Mr Redwood’s intervention during the debate on the Welfare Benefits Up-rating Bill, 8 Jan

Mr John Redwood (Wokingham) (Con): Will the Secretary of State confirm that inflation can be particularly tough on people on low incomes who face small increases? Will he reassure people in the country that the Government and the future Governor of the Bank of England will be dedicated to getting inflation down, so that the value of benefits is not eroded more?

The Secretary of State for Work and Pensions (Mr Iain Duncan Smith): Exactly. Mortgage rates are a critical component of what a household spends each year. Under Opposition plans, if interest rates had to rise because of their messy borrowing and spending, every 1% would cost another £1,000 on a typical mortgage. What have also done as a coalition, which we should be proud of and on which our coalition partners were very keen, is raise the tax threshold. That is taking more than 2 million people out of tax—people who were paying tax under the previous Government. That is serious help and an improvement of £165 a week for the average family.


  1. Geoff Stanfield
    January 9, 2013

    So the answer is “no” particularly for those without a mortgage.

  2. Phil P
    January 10, 2013

    Yeah thats a “no” if you work a fall time job earn between £20,000 – £30,000 pa
    your screwed you will have nothing but stupidly high bills, still pay same tax council and income, recivce less benifits, and have nothing to your name other then the contents of your home if you own it, our great goverment current and past cannot even guarante a home to leaving members of our armed forces.
    we have turned into a country of greed and those paying the price are those that where not greedy in the first place nothing being put in place his to help those that need and deserve. really am gutted the way things have gone what a great country gone bad just to line a few pockets.

  3. Narrow Shoulders
    January 10, 2013

    That is a particularly short-sighted answer from the Secretary of State. It is highly unlikely that those on the benefits discussed will have a mortgage.

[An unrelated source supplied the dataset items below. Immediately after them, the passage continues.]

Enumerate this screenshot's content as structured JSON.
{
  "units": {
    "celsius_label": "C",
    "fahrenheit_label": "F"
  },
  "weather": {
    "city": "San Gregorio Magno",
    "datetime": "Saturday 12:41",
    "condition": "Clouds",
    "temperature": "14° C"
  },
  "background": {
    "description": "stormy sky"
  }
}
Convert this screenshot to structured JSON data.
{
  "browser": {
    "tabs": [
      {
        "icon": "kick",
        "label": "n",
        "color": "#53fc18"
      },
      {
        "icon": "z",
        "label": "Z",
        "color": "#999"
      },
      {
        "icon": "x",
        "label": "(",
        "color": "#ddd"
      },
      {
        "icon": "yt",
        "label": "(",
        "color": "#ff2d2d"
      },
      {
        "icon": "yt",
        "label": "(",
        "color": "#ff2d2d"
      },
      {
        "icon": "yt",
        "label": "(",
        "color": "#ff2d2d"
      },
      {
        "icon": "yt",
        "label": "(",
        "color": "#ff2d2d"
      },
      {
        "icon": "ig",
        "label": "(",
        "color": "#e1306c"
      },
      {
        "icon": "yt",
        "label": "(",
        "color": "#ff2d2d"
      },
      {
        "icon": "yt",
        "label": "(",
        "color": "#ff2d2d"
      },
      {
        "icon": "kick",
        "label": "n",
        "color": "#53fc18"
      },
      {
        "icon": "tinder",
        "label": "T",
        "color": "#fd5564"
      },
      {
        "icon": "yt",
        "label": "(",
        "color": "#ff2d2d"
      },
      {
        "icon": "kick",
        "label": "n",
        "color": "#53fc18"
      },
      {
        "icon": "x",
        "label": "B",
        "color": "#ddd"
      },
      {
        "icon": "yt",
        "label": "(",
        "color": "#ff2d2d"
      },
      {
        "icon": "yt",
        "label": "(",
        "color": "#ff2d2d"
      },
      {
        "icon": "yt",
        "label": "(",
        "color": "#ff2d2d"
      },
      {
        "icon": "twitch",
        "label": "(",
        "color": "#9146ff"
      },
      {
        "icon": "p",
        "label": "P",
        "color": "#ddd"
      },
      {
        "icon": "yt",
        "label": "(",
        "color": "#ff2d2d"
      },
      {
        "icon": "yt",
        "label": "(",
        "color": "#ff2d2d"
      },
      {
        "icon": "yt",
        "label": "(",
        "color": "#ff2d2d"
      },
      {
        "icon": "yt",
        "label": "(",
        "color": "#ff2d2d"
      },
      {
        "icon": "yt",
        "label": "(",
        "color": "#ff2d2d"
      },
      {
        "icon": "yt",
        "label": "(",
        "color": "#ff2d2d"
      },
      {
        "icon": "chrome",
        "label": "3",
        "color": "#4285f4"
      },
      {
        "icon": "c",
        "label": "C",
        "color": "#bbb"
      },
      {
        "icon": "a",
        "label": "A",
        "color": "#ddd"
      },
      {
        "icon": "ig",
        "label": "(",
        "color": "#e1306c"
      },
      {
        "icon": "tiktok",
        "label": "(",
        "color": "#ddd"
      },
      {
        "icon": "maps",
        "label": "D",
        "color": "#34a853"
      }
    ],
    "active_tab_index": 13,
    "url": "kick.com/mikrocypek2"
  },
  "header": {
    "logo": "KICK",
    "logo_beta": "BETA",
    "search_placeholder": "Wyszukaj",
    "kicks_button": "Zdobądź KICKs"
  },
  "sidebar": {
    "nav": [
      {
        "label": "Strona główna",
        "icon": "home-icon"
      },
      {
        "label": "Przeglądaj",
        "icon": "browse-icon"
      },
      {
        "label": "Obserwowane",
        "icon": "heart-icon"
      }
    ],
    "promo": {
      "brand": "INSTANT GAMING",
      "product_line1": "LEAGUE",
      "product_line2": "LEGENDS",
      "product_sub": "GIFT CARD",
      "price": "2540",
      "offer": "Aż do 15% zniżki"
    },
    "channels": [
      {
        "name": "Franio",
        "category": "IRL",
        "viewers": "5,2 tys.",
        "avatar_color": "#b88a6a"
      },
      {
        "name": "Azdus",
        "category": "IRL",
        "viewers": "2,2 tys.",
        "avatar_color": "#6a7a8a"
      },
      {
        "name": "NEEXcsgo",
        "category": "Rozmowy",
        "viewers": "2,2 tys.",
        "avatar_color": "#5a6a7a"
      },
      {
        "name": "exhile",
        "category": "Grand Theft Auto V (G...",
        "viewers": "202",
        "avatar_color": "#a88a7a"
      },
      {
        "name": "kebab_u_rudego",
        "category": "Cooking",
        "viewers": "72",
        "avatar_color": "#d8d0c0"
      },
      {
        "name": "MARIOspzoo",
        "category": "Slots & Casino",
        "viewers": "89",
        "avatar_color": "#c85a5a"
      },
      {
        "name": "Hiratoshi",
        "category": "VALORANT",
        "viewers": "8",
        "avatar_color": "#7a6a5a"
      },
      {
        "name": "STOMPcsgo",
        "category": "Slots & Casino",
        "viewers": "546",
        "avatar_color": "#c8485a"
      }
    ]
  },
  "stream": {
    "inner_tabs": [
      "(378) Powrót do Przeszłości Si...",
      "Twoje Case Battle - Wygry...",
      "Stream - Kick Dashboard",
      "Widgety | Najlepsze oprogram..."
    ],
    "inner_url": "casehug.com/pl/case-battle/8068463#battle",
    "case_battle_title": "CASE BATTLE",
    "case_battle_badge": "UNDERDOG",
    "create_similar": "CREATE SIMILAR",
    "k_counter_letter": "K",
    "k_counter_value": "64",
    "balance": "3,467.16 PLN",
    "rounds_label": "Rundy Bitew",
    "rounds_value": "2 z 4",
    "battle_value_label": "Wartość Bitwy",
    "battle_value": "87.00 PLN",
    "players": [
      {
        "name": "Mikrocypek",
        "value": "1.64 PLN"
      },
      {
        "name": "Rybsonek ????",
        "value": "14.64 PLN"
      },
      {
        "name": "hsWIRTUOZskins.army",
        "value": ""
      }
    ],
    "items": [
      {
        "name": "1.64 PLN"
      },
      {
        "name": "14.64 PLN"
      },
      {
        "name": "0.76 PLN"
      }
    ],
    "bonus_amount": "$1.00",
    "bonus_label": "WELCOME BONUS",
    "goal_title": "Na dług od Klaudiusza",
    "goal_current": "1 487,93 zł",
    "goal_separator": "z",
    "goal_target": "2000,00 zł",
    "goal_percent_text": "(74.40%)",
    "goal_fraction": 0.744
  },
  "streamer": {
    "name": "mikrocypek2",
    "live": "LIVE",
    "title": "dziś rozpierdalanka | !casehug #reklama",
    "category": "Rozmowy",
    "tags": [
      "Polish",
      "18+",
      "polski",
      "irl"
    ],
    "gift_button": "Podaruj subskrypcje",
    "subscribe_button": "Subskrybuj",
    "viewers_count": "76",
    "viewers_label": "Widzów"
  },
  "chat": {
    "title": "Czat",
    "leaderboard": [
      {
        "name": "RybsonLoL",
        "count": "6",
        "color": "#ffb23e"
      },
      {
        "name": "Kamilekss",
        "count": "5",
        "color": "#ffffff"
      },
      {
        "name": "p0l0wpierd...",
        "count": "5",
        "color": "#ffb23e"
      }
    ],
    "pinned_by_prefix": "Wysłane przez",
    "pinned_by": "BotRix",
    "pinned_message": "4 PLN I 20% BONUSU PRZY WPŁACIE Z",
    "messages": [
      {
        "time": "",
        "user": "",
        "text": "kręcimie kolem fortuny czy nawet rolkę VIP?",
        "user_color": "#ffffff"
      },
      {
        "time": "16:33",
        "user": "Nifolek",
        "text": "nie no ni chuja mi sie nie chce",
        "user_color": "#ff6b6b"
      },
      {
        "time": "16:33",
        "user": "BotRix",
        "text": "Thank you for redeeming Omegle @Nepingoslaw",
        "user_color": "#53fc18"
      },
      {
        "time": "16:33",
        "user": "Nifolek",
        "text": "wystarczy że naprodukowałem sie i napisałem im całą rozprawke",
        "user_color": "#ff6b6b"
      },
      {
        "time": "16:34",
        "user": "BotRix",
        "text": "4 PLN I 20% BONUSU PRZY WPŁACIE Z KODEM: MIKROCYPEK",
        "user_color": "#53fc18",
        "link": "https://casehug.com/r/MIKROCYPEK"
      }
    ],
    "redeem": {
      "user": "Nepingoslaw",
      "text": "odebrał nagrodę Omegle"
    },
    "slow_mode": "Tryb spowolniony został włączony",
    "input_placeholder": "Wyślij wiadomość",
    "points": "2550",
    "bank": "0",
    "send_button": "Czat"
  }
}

    Suggest that government get their heads from their behinds and actually see what is going on in the country.

  4. Barbara
    January 10, 2013

    I don’t agree with the way the benefit cuts have been devised, yes we must have control on benefits that’s sensible, but these figures just do not add up. Many people in work will be worse off, many single mothers, either widows or divorced; I know several and they have expressed concerns to whether they will carry on working when the new rules come in. As for pensioners, which have been mentioned, for cuts in the next government, they are already so poor almost on starving point. If they are expected to take cuts many will simply die. Is this what the next government wants?
    I don’t object to rich pensioners not having the winter fuel allowance, it could be attached to income tax where if you do have a rich pensioner its taken back in tax, its a simple way of doing things, and the set up is already there. Many pensioners were not able to provide for a personal private pension, their earnings were so poor. Even now the most poor pensioners live on less than £10,000 per year, and still pay Council Tax or part rent; they also pay for dental treatment, and glasses, they don’t live free as some assume. Yet if you receive income support you do get most things for free.
    Even now, diabetics, many elderly, are now having to buy glucose testing strips as they are not now provided on prescription, @ £25.90 for 50, they are an expensive item to purchase out of miserly state pensions. It appears those with the least and those who have paid all their lives are being hit hard; but we don’t hear any MP speak out about this in parliament. We are not all ‘in this together’ at all, its simply not true.